Selina was extremely slim. The question of weight and measurement was very important on the top floor. The ability or otherwise to wriggle sideways through the lavatory window would be one of those tests that only went to prove the club’s food policy to be unnecessarily fattening.

‘Suicidal,’ said Jane Wright who was miserable about her fatness and spent much of her time in eager dread of the next meal, and in making resolutions what to eat of it and what to leave, and in making counter-resolutions in view of the fact that her work at the publishers’ was essentially mental, which meant that her brain had to be fed more than most people’s.

Among the five top-floor members only Selina Redwood and Anne Baberton could manage to wriggle through the lavatory window, and Anne only managed it naked, having made her body slippery with margarine. After the first attempt, when she had twisted her ankle on the downward leap and grazed her skin on the return clamber, Anne said she would in future use her soap ration to facilitate the exit. Soap was as tightly rationed as margarine but more precious, for margarine was fattening, anyway. Face cream was too expensive to waste on the window venture.

Jane Wright could not see why Anne was so concerned about her one inch and a half on the hips more than Selina’s, since Anne was already slender and already fixed up for marriage. She stood on the lavatory seat and threw out Anne’s faded green dressing-gown for her to drape round her slippery body and asked what it was like out there. The two other girls on the floor were away for the week-end on this occasion.

Anne and Selina were peeping over the edge of the flat roof at a point where Jane could not see them. They returned to report that they had looked down on the back garden where Greggie was holding her conducted tour of the premises for ‘the benefit of two new members. She had been showing them the spot where the bomb had fallen and failed to go off, and had been removed by a bomb-squad, during which operation everyone had been obliged to leave the house. Greggie had also been showing them the spot where, in her opinion, an unexploded bomb still lay.

The girls got themselves back into the house.

‘Greggie and her sensations’: Jane felt she could scream.

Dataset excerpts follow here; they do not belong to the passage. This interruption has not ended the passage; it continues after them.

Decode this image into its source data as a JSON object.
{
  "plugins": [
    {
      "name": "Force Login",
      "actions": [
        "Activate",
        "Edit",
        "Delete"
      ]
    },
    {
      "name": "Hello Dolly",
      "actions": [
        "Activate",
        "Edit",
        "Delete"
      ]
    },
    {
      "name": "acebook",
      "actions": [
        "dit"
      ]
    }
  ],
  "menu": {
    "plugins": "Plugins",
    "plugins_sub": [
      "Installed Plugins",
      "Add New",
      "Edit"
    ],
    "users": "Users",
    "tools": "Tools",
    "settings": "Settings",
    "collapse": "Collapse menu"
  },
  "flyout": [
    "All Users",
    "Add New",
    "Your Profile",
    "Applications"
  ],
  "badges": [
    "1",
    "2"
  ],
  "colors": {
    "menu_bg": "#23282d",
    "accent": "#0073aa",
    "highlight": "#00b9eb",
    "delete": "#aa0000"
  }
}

She added, ‘Cheese pie for supper tonight, guess how many calories?’

The answer, when they looked up the chart, was roughly 350 calories. ‘Followed by stewed cherries,’ said Jane, ‘94 calories normal helping unless sweetened by saccharine, in which case 64 calories. We’ve had over a thousand calories today already. It’s always the same on Sundays. The bread-and-butter pudding alone was—’

‘I didn’t eat the bread-and-butter pudding,’ said Anne. ‘Bread-and-butter pudding is suicidal.’

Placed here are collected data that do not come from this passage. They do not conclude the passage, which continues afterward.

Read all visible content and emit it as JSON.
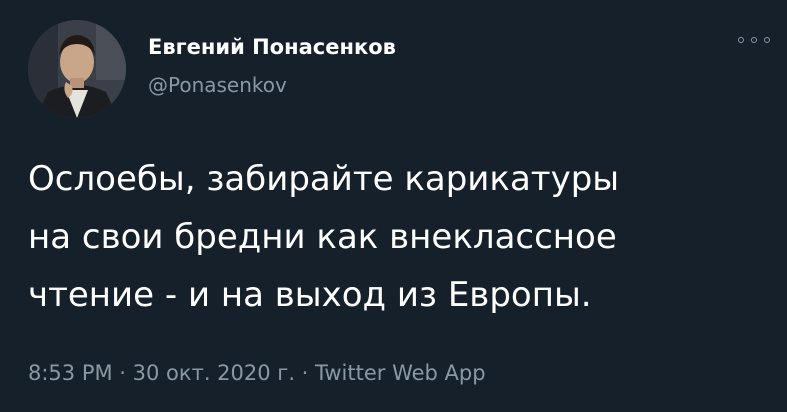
{
  "author": {
    "display_name": "Евгений Понасенков",
    "handle": "@Ponasenkov"
  },
  "tweet": {
    "lines": [
      "Ослоебы, забирайте карикатуры",
      "на свои бредни как внеклассное",
      "чтение - и на выход из Европы."
    ]
  },
  "meta": {
    "time": "8:53 PM",
    "separator": " · ",
    "date": "30 окт. 2020 г.",
    "source": "Twitter Web App"
  },
  "colors": {
    "background": "#15202b",
    "text": "#ffffff",
    "secondary": "#8899a6"
  },
  "icons": {
    "more": "more-options-icon"
  }
}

‘I only eat a little bit of everything,’ Selina said. ‘I feel starved all the time, actually.’

‘Well, I’m doing brain-work,’ said Jane.

Anne was walking about the landing sponging off all the margarine. She said, ‘I’ve had to use up soap and margarine as well.’

‘I can’t lend you any soap this month,’ Selina said. Selina had a regular supply of soap from an American Army officer who got it from a source of many desirable things, called the P.X. But she was accumulating a hoard of it, and had stopped lending.

Anne said, ‘I don’t want your bloody soap. Just don’t ask for the taffeta, that’s all.’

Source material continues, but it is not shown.